La legge fissa una data, molto vicina (il 2006), entro la quale tutti i televisori dovranno essere dotati di decoder digitale, altrimenti diventeranno inutilizzabili. Il che significa che, entro un paio d’anni, a voler garantire la sopravvivenza dei televisori che gli italiani oggi utilizzano, si dovranno collegare alcune decine di milioni di decoder (non so essere più preciso: ci vorrà un decoder per ciascun televisore, ed ogni famiglia ne possiede due o tre). Morale: quella data è del tutto fuori dalla realtà. Ma questa è una mia opinione, il governo pensa il contrario e per incentivare la diffusione di decoder ha deciso di finanziarne l’acquisto. E qui arriva la frittata.

Bernasconi sa far di conto, e, oggi, offre i decoder facendoli pagare interamente allo Stato. Noi sappiamo che l’elettronica di consumo è un mercato in cui i prezzi decrescono velocemente, allora: cosa succede quando il prezzo di un decoder sarà inferiore al contributo statale? E chi ci dice che non sia già così?
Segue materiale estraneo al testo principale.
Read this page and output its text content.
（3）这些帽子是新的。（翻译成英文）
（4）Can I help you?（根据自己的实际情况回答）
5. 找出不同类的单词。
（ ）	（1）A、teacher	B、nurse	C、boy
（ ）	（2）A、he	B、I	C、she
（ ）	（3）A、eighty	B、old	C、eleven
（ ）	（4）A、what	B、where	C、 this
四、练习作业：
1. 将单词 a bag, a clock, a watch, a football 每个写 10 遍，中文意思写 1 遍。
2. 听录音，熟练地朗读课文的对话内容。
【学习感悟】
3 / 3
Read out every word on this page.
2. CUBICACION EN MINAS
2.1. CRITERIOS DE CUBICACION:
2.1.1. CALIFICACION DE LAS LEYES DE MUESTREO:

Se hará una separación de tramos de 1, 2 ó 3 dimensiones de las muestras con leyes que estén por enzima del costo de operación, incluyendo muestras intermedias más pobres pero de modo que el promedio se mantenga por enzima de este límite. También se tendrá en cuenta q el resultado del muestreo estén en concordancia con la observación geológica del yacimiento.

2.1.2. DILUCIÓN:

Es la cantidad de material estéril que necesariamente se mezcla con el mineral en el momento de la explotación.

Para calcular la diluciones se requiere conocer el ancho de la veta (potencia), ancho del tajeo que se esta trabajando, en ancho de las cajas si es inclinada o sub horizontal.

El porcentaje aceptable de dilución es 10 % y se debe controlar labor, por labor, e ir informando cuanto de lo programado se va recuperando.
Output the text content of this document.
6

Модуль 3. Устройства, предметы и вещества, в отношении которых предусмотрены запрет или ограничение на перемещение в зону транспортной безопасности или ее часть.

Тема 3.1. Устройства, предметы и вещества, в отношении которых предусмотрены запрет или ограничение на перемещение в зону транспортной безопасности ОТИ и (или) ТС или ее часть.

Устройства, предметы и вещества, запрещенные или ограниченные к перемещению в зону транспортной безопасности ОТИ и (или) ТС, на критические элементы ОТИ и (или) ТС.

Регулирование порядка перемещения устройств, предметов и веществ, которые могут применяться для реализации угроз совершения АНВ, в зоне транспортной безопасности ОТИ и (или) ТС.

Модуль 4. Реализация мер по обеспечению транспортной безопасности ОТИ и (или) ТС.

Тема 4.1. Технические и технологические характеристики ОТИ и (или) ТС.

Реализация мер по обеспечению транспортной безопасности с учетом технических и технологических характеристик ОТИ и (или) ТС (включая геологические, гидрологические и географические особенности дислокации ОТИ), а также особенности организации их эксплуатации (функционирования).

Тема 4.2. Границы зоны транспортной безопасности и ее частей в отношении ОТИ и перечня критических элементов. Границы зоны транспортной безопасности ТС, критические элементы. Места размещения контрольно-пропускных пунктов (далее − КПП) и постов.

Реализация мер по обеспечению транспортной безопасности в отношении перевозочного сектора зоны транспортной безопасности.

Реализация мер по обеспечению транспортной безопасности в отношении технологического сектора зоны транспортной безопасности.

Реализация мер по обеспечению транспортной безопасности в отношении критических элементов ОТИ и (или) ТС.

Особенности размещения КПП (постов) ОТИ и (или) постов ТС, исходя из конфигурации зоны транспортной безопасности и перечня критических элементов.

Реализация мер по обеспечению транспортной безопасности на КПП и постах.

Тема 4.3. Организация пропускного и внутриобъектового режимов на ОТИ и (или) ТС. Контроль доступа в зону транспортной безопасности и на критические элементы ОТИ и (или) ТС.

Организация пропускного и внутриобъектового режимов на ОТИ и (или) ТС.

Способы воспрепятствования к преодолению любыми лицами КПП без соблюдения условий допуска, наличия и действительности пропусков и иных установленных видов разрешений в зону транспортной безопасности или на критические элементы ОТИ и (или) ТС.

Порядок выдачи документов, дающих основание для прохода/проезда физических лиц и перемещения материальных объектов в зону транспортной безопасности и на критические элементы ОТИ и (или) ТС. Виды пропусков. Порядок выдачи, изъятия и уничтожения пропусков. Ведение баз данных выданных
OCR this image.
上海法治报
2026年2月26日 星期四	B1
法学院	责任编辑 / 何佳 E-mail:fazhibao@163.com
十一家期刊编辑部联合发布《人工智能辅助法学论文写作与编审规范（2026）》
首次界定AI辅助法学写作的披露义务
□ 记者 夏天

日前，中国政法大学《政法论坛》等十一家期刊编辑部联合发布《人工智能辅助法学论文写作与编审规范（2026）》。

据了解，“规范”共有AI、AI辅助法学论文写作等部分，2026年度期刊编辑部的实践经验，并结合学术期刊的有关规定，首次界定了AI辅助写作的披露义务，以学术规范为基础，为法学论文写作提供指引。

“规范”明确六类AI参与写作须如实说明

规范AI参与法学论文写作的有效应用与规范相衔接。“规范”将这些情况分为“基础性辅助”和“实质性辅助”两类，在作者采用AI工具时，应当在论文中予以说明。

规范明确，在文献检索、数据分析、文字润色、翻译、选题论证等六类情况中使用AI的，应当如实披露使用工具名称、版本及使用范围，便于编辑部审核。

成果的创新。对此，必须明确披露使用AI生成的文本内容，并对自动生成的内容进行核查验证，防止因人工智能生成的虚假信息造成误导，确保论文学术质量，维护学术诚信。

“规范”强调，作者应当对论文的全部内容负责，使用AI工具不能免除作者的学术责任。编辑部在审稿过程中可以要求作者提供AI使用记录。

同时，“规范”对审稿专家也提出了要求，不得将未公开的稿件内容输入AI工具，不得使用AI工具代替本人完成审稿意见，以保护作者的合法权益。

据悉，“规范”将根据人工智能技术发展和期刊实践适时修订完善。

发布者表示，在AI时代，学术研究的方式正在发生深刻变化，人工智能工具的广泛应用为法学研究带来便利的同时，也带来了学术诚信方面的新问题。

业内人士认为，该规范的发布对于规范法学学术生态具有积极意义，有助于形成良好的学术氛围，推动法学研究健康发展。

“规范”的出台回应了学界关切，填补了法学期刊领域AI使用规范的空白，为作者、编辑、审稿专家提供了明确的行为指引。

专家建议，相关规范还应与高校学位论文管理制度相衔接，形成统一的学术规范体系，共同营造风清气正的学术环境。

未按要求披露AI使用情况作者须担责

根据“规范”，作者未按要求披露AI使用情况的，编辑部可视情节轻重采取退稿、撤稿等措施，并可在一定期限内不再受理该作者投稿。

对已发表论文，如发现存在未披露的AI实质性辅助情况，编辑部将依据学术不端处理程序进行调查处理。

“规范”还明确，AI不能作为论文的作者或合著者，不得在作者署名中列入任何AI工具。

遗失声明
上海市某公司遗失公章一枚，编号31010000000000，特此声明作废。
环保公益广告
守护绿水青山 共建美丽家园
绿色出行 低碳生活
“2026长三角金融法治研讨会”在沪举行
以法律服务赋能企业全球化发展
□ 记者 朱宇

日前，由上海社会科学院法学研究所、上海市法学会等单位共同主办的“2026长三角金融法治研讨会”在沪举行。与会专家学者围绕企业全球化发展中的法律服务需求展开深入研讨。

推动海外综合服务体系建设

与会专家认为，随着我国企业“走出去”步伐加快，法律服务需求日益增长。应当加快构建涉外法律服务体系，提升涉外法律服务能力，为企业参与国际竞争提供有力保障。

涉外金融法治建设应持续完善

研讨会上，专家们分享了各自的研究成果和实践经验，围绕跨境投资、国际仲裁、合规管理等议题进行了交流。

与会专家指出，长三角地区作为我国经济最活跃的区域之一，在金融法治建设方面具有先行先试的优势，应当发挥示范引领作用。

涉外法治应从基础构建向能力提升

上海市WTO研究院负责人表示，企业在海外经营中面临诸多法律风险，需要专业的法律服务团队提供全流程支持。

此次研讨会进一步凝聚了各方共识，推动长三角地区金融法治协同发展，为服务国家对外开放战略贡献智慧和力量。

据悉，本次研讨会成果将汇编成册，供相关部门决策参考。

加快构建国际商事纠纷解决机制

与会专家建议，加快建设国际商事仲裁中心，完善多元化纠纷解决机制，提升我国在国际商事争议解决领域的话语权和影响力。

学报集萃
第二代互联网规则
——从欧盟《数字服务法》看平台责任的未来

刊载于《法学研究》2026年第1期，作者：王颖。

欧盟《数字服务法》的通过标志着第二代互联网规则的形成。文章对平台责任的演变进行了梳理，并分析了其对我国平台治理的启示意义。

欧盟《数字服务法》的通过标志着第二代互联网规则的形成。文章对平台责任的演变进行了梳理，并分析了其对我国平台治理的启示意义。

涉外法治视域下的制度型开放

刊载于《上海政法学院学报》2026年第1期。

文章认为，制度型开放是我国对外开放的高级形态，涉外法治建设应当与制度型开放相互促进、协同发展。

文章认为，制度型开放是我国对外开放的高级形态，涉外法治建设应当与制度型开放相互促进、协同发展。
Anzi, sono sicuro che è già così. Difatti, se presso Mediamarket, al consumo, il prezzo ed il contributo sono pari, comprendendo un guadagno per il commerciante, è evidente che lo Stato risparmierebbe comperando i decoder in blocco e recapitandoli gratis alle famiglie.

Ma c’è un problema: può, lo Stato, sia pure assicurandosi un enorme sconto quantità, accollarsi il costo di decine di milioni di decoder? Assolutamente no (per ora mi limito alla possibilità, vengo poi all’opportunità). Allora preferisce elargire un contributo, secondo il criterio che chi primo compera meno paga. E’ un saggio criterio? No, non lo è proprio alla luce della legge e degli obiettivi che si prefigge. Diciamo che, nel corso del prossimo anno, si realizzano le previsioni del governo e, grazie anche al contributo, tre milioni di decoder trovano il loro posto nelle case degli italiani. Ma mettiamo che le cose vadano meravigliosamente bene: festeggiamo il natale 2005 con dieci milioni di decoder installati. Quanti italiani, la mattina dopo, senza alcun contributo, spenderanno i soldi che non hanno voluto spendere la mattina prima, con il contributo pubblico ed in pieno boom diffusivo? Pochi, credo. Eppure tre milioni sono solo una piccola fetta di televisori (ed anche dieci sono assai meno della metà). Con tanti saluti all’obbligo di spegnimento del segnale analogico, previsto dalla legge.

Tutto questo per dire che lo strumento del contributo statale è il meno idoneo a favorire un’effettiva diffusione di una tecnologia, mentre è certamente una spesa che aggrava le condizioni delle pubbliche casse.

In generale non credo che il compito delle leggi sia quello di stabilire quali tecnologie sono buone e quali devono avere successo. Se una tecnologia è buona il mercato ne decreta il successo, senza scomodare legislatori e governanti. Mettere dei soldi a favore del DVB significa distorcere il mercato, ad esempio a sfavore del digitale satellitare o delle tecnologie di trasmissione su cavo. E tale distorsione limita la possibilità e la capacità di scelta del consumatore. Ecco, se fosse al governo la sinistra direi che è una scelta comunista, da economia pianificata, quindi fallimentare. Ma governa la destra.

Dal governo rispondono: ma quei soldi servono a far fare un salto tecnologico al paese, introducendolo nel mondo digitale. Errore: quando si passò dalla telefonia mobile analogica (Etacs) a quella digitale (Gsm) nessuno immaginò di spendere soldi pubblici, e l’operazione fu uno strepitoso successo. Il mercato dell’emittenza non è meno affluente e ricco, non deve superare alcuna barriera di sottosviluppo, non contiene alcun soccorso di socialità, non prevede alcuno svantaggio nell’accesso. Niente di tutto questo. E, allora, che li spendiamo a fare quei soldi?

Mettere il timbro politico su una scelta tecnologica assomiglia ad un modo brevettabile per appesantirla al punto d’affondarla. E, questo, lasciando da parte tutte le altre considerazioni, cui gli oppositori politici sono più tradizionalmente affezionati.